The easiest way I can think of to do this would be to use the BeautifulSoup library.

Something along the lines of:

from BeautifulSoup import BeautifulSoup
from collections import defaultdict

def getImgSrces(html):
    srcs = []
    soup = BeautifulSoup(html)

    for tag in soup('img'):
        attrs = defaultdict(str)
        for attr in tag.attrs:
            attrs[ attr[0] ] = attr[1]
        attrs = dict(attrs)

        if 'src' in attrs.keys():
            srcs.append( attrs['src'] )

    return srcs

That should give you a list of URLs derived from your img tags to loop through.

KingRadical
Why not just have: `for attr in tag.attrs: if attr[0] == 'src': srcs.append(attr[1])` instead? Why bother with your `attrs` dictionary?
Samir Talwar
I just took the example almost verbatim out of a routine I had written where I wanted a dictionary of all attributes, though you could do it that way.I'm not sure there's much to gain there performance-wise, though.
KingRadical
+1  A: 

To answer your specific question about how you create the ZIP archive (others here have discussed parsing the URLs), I tested out your code.
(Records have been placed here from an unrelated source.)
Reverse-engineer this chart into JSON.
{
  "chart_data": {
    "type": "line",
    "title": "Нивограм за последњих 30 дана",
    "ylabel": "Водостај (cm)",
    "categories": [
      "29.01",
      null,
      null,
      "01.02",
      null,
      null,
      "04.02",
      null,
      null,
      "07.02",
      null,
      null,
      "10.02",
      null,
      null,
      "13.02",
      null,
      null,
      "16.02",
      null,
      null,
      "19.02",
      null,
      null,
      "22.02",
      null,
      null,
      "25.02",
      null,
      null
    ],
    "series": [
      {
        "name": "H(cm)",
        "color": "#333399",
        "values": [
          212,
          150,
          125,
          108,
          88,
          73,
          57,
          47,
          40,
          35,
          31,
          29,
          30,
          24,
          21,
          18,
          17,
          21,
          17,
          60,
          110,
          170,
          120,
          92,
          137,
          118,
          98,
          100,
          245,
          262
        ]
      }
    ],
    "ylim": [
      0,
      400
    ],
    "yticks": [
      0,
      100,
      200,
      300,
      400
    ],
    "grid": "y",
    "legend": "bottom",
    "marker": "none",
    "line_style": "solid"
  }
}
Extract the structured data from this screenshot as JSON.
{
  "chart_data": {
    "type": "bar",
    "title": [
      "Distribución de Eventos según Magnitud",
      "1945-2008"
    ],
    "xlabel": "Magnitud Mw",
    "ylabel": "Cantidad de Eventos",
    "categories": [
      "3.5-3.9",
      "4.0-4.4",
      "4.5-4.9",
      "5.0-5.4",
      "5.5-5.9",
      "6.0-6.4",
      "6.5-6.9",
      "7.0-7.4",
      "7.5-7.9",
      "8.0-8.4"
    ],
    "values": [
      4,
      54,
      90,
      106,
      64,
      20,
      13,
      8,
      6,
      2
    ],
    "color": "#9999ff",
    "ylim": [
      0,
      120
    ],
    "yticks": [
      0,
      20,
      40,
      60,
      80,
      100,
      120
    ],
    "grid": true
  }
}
You are really remarkably close to having a finished product already.

Here's how I would augment what you have to create a Zip archive (in this example, I'm writing the archive to the drive so that I can verify it was properly written).

from zipfile import ZipFile, ZipInfo, ZIP_DEFLATED
import zlib
from cStringIO import StringIO
from urllib2 import urlopen
from urlparse import urlparse
from os import path

images = ['http://sstatic.net/so/img/logo.png', 
          'http://sstatic.net/so/Img/footer-cc-wiki-peak-internet.png']

buf = StringIO()
# By default, zip archives are not compressed... adding ZIP_DEFLATED
# to achieve that. If you don't want that, or don't have zlib on or
# system, delete the compression kwarg
zip_file = ZipFile(buf, mode='w', compression=ZIP_DEFLATED)

for image in images:
    internet_image = urlopen(image)
    fname = path.basename(urlparse(image).path) 
    zip_file.writestr(fname, internet_image.read())

zip_file.close()

output = open('images.zip', 'wb')
output.write(buf.getvalue())
output.close()
buf.close()
Jarret Hardie